Neben der Schließung seiner Werke in Brindisi (Italien) und Haverhill (Großbritannien) fährt Euroapi die Produktion von 13 pharmazeutischen Wirkstoffen in Europa zurück. Das betrifft die Schmerzmittel Paracetamol und Metamizol, das in Deutschland nach zwei von drei Operationen verabreicht wird, und weitere häufig verordnete Medikamente, die bei Herzversagen, Zirrhose, Bluthochdruck und Nierenerkrankungen zum Einsatz kommen. Die Marktanteile von Euroapi dürften zu chinesischen Pharmaunternehmen wie Shandong Xinhua, China Grand, Hebei Jiheng und Zhejiang Haisen wandern. Schon heute enthalten zwischen 60 und 80 Prozent der Medikamente in Europa pharmazeutische Wirkstoffe aus China und Indien, wie eine Untersuchung der Critical Medicines Alliances (CMA) ergab. Die EU-Kommission hatte die Allianz ins Leben gerufen; im April nahm sie ihre Arbeit auf.
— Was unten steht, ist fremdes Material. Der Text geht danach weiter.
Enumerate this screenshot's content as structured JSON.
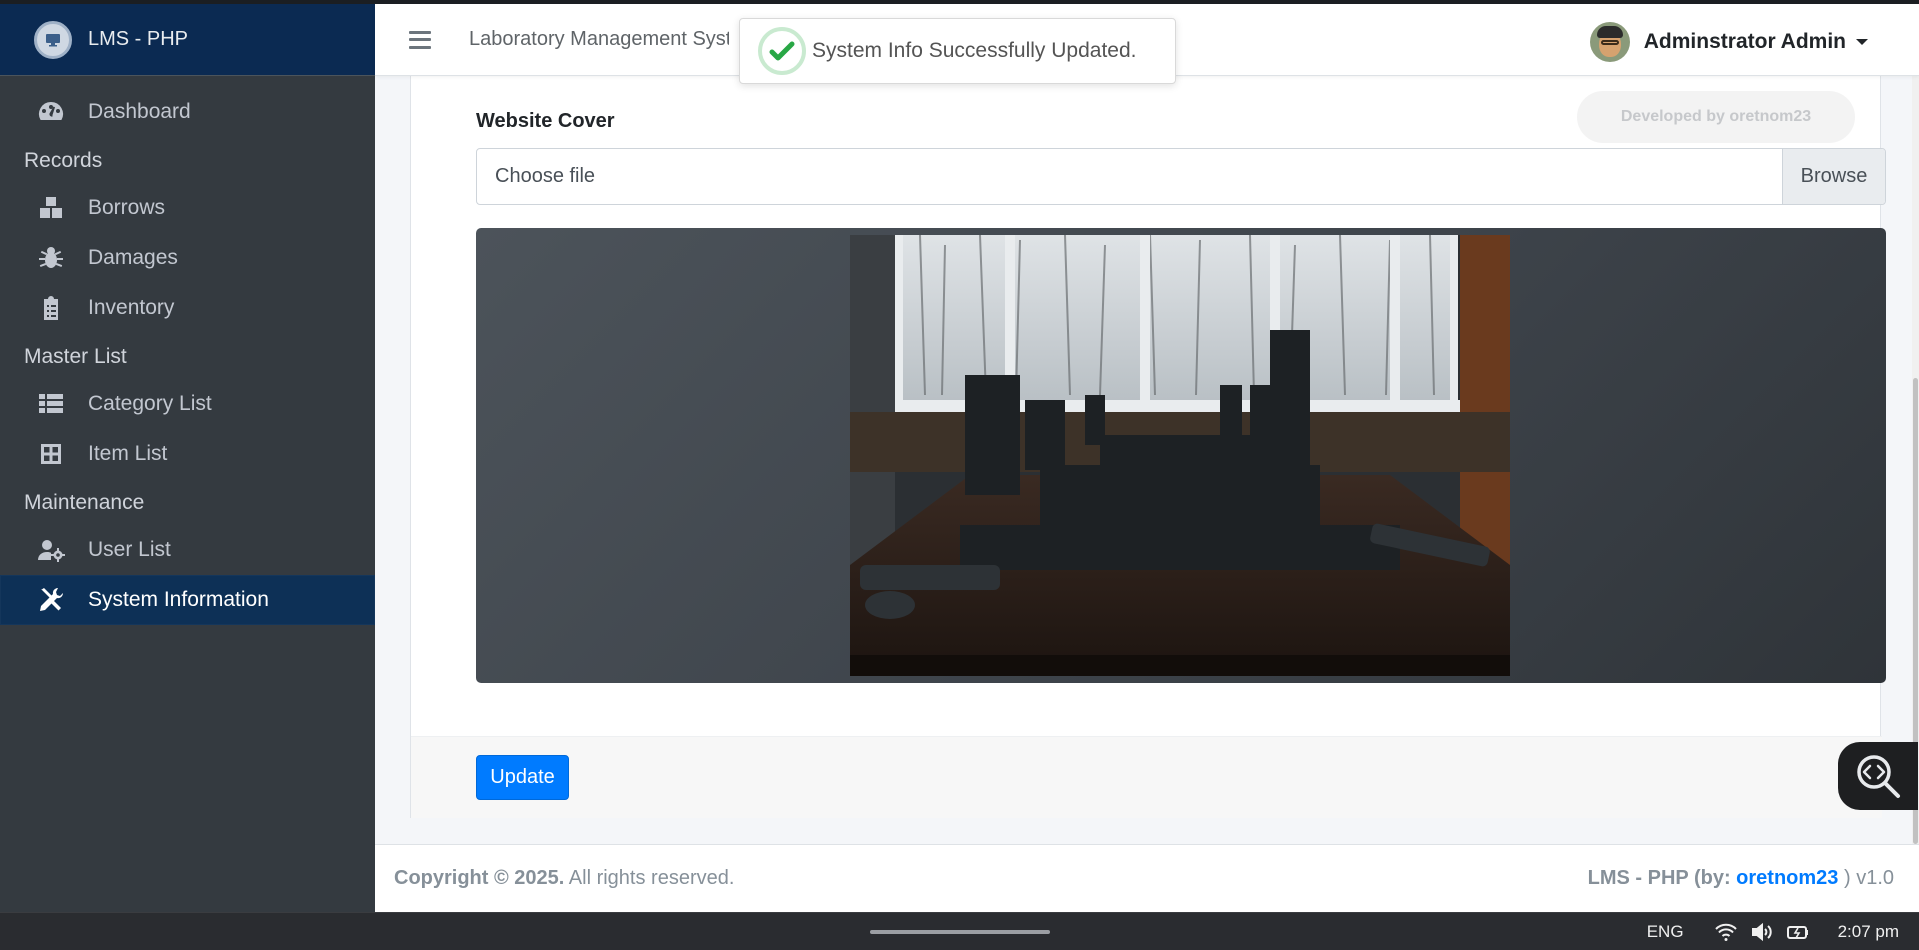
{
  "sidebar": {
    "brand": "LMS - PHP",
    "dashboard": "Dashboard",
    "sections": {
      "records": "Records",
      "master_list": "Master List",
      "maintenance": "Maintenance"
    },
    "items": {
      "borrows": "Borrows",
      "damages": "Damages",
      "inventory": "Inventory",
      "category_list": "Category List",
      "item_list": "Item List",
      "user_list": "User List",
      "system_information": "System Information"
    },
    "active": "system_information"
  },
  "header": {
    "title": "Laboratory Management System",
    "user": "Adminstrator Admin"
  },
  "toast": {
    "message": "System Info Successfully Updated."
  },
  "form": {
    "cover_label": "Website Cover",
    "file_placeholder": "Choose file",
    "browse_label": "Browse",
    "update_label": "Update",
    "developer_badge": "Developed by oretnom23"
  },
  "footer": {
    "copyright_bold": "Copyright © 2025.",
    "copyright_rest": " All rights reserved.",
    "app_bold": "LMS - PHP (by: ",
    "author": "oretnom23",
    "version": " ) v1.0"
  },
  "taskbar": {
    "language": "ENG",
    "time": "2:07 pm"
  },
  "colors": {
    "accent": "#007bff",
    "sidebar_bg": "#343a40",
    "brand_bg": "#0b2a52",
    "active_bg": "#0d3056",
    "success": "#28a745"
  }
}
Bereits jetzt kommt es in der EU immer wieder zu Engpässen bei der Versorgung mit Medikamenten. Nationale Arzneimittelbehörden aus 26 Mitgliedsstaaten meldeten für die Jahre 2022 und 2023 Knappheiten und erwarten, dass sich das Problem noch verschärfen wird. 2022 produzierte China aufgrund der strengen Null-Covid-Politik weniger Wirkstoffe für Antibiotika; die Folge waren kritische Engpässe des Medikaments in Europa.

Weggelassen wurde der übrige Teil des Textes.